I would make one object with key/values to map all multiple keys to a single one. And then use the other object to simulate the switch statement like before.

Scratch that you dont even have to do that. You can just have the same value for multiple keys.:sweat_smile:

Nothing major, but unlike the original post, the strings are long (almost like a paragraph). Repeating the same string over and over in the same object would cause readability issues and also be a challenge when updating as we would have to update all instances of the string. With the paragraphs now stored in a single Edit Fields node, that part is handled. The other alternative was to store them in the same expression, but that seemed even worse (and not sure if that’s even possible), something like:

{{
  const foo = '...';
  {
    '10000': foo,
    '1000': foo
  }
}}

I’m open to ideas, but simply reading through this text, I’m unsure what you mean. Sorry, my comprehension might not be the best here :sweat_smile: If you have some time later, do you mind sharing an example?

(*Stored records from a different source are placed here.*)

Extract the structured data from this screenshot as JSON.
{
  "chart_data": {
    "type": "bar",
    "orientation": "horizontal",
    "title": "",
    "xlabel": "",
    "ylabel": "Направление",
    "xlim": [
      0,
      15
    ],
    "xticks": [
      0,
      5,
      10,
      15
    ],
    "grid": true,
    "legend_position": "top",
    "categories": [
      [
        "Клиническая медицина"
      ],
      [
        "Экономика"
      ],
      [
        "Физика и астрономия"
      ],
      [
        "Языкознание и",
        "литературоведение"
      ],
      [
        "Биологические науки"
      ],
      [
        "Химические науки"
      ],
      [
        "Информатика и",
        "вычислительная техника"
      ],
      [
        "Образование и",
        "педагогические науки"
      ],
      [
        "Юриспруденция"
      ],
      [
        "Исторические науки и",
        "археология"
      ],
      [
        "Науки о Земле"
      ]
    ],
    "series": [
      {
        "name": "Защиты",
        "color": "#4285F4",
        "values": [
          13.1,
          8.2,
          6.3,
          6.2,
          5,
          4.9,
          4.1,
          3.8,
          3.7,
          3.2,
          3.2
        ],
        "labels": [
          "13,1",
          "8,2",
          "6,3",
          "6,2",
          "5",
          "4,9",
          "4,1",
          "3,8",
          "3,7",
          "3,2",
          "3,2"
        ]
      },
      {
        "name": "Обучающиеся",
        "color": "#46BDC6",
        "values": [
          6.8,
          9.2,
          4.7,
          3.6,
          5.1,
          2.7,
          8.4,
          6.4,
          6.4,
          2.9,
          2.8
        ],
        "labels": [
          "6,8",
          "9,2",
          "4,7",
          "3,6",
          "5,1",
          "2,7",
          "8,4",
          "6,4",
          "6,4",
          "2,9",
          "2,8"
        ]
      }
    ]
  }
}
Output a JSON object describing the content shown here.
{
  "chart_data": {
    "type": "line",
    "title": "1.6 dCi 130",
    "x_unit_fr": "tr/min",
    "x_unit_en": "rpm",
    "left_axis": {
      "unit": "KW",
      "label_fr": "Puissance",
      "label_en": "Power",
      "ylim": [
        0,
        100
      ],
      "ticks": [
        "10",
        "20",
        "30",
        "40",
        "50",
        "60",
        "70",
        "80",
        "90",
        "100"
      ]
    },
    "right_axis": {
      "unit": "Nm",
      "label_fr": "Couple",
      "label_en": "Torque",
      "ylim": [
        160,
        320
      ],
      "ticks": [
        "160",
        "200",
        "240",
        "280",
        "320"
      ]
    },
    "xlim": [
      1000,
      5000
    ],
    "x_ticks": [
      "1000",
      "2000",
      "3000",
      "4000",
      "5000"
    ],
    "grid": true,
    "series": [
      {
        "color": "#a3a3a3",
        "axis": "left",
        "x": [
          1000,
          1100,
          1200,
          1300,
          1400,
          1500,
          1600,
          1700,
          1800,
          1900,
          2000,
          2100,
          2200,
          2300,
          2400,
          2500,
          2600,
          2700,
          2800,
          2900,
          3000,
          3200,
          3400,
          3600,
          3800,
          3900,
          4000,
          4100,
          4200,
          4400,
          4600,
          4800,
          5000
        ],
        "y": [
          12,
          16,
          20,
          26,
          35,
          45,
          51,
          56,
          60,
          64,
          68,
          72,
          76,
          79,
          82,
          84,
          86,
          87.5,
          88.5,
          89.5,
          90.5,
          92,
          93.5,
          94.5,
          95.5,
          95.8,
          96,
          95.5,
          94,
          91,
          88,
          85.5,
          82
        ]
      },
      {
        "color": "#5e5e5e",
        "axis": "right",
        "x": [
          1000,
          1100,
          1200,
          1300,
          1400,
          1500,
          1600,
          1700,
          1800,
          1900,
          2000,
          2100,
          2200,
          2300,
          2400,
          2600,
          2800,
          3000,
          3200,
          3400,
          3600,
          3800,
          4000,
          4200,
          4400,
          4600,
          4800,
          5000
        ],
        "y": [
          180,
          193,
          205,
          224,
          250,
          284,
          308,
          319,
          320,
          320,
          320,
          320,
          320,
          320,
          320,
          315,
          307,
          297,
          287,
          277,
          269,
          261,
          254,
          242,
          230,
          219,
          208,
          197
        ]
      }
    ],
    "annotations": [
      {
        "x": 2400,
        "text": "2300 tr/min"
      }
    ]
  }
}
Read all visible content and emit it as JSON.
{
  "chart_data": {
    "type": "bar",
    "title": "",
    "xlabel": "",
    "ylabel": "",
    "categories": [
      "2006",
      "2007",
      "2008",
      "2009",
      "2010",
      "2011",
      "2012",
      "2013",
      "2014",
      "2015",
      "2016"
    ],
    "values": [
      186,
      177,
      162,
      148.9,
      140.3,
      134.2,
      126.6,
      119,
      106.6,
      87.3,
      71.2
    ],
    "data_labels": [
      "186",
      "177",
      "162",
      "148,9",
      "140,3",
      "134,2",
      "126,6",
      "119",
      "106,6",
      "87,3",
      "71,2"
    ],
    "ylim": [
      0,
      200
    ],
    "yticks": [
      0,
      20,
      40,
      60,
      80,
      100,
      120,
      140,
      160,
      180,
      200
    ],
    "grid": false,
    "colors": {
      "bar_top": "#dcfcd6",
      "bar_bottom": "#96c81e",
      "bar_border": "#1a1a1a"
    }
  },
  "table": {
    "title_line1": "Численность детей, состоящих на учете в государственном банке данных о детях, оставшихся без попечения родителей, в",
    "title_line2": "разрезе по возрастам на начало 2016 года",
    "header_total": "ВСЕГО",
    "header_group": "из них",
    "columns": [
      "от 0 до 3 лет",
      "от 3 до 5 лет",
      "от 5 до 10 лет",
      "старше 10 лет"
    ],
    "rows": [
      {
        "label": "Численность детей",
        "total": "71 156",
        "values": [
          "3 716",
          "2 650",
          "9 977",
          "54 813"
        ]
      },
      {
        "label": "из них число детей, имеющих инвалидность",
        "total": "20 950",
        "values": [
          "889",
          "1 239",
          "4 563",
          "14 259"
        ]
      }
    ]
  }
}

For one-word strings, I’d have done that, for paragraphs that sounds less ideal.

So you want to check if a value is a whole paragraph?

Can you provide an example of the input and output data maybe? Some sample or whatever. Ill have a quick look tomorrow.

Thank you! The context here is that, this is kind of a backend system for our support tickets. For each ticket, we would like to:

  • fetch the user’s support priority from our database
  • set a level-tag based on it
  • send an auto-response as well

So for example, if a user has support priority of 100,000 we want to tag it level-2. If someone has a priority of 10,000, we want to tag it level-1 However, we want to send the same auto-response to both of these. The tag is small, the auto-response is a paragraph.

These are the tags with the support priority being the key:

{
  '100001': 'enterprise-escalation',
  '100000': 'level-2',
  '10000': 'level-1',
  '1000': 'level-0',
  '999': 'enterprise-trial',
  '200': 'orb-ind-business',
  '102': 'orb-osu-netlifriend',
  '101': 'enterprise-sandbox',
  '100': 'orb-business',
  '15': 'conduct',
  '12': 'orb-sponsored',
  '11': 'credit-pro',
  '10': 'orb-pro',
  '7': 'dmca',
  '6': 'credit-starter',
  '5': 'orb-starter',
  '4': 'gdpr',
  '3': 'abuse',
  '2': 'login',
  '1': 'free-is-free',
  '0': 'free-is-free'
}

As you can see, 1 and 0 have the same value for their level. This is possible because free-is-free is a much shorter value than the auto-response. Now from this list, we need to send the same autoresponse to: 100,000, 10,000, 1,000, 999, 101, then the next set is 200, 100 another set is 11, 10. Having entire set of paragraphs copy-pasted for each of these does not sound ideal especially because if we have to change it, we’ll have to find each instance of that paragraph and update it. It’s easy for me to remember if I’m working solo on this, but in a team, such mistakes are easy to occur, so trying to not have to repeat the paragraphs.